Doc Savage merely smiled and said nothing.

Outside in his other office, Doc made a telephone connection.

“The case is so unusual, coming immediately after the strange affair of the afternoon, I thought you might be interested in seeing this Henry Hawkins, the watchman,” said the man of bronze to the party at the other end.

The man he had called from bed replied, “Yes! Yes, indeed! It was thoughtful of you, Mr. Savage! I’ll go up to Bellevue and see the man at once! This queer mental condition may be only temporary, but I hope to get at its origin!”

“I’m sure you do,” said Doc Savage. “And doctor—there is another strange case I believe to be the same as this one, a case in which I am greatly interested. The victim is Simon Stevens, the shipping magnate. He, too, was attacked this afternoon, but has since gone to his Southampton home. I would appreciate if you would attend him, also.”
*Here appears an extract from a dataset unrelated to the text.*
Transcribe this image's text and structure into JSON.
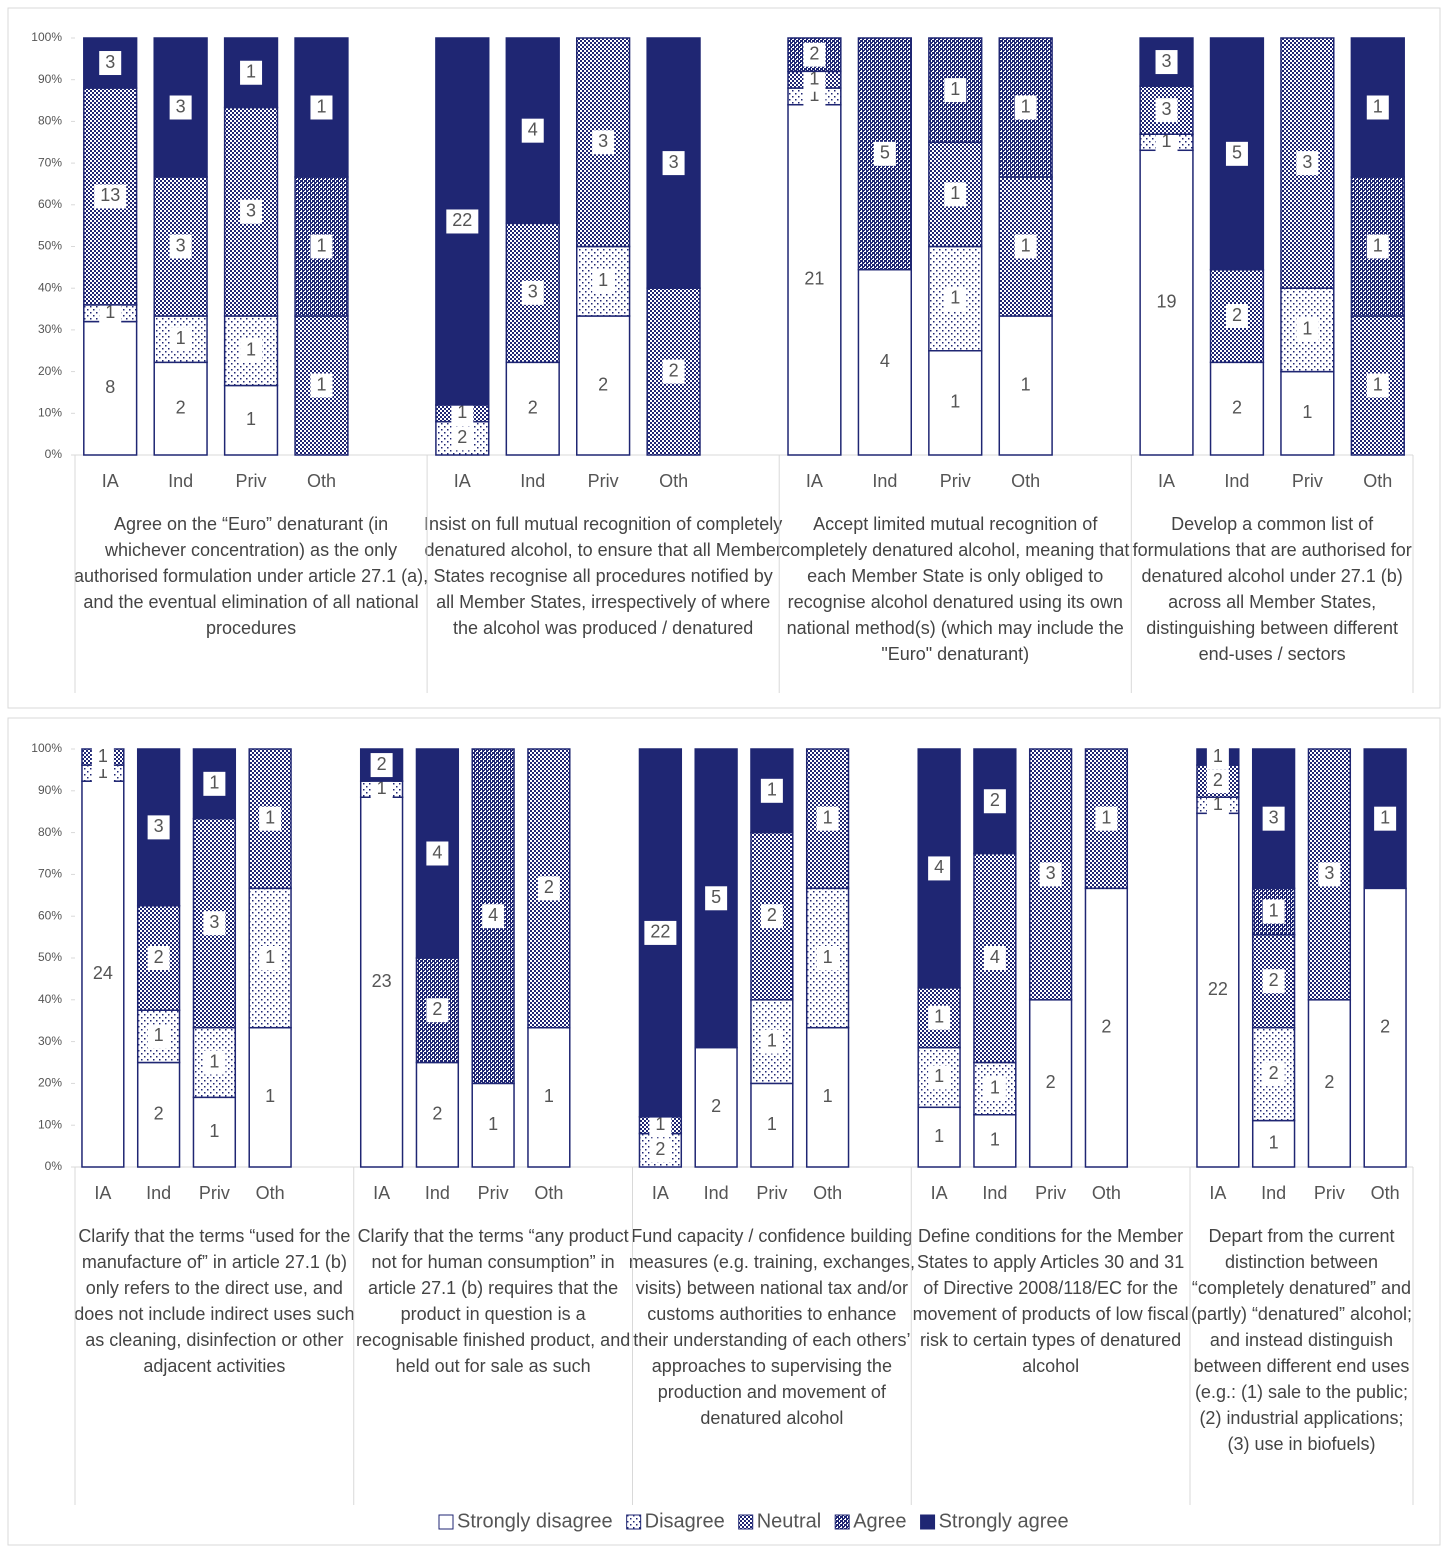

Excitement whipped into the other man’s voice. Then he said, “I’ll go to Bellevue, and will then leave immediately to drive to Southampton.”

Doc Savage returned to the laboratory. The man he had called was Doctor Buelow T. Madren.

Having been left alone, Harris Hooper Perrin had composed his nerves somewhat. Perhaps the brilliant, flashing colors of the tropical fish swimming in the nearly transparent tank had a soothing influence.

Perrin could not know this tank of fish was in itself merely a blind for one of Doc Savage’s secret exits.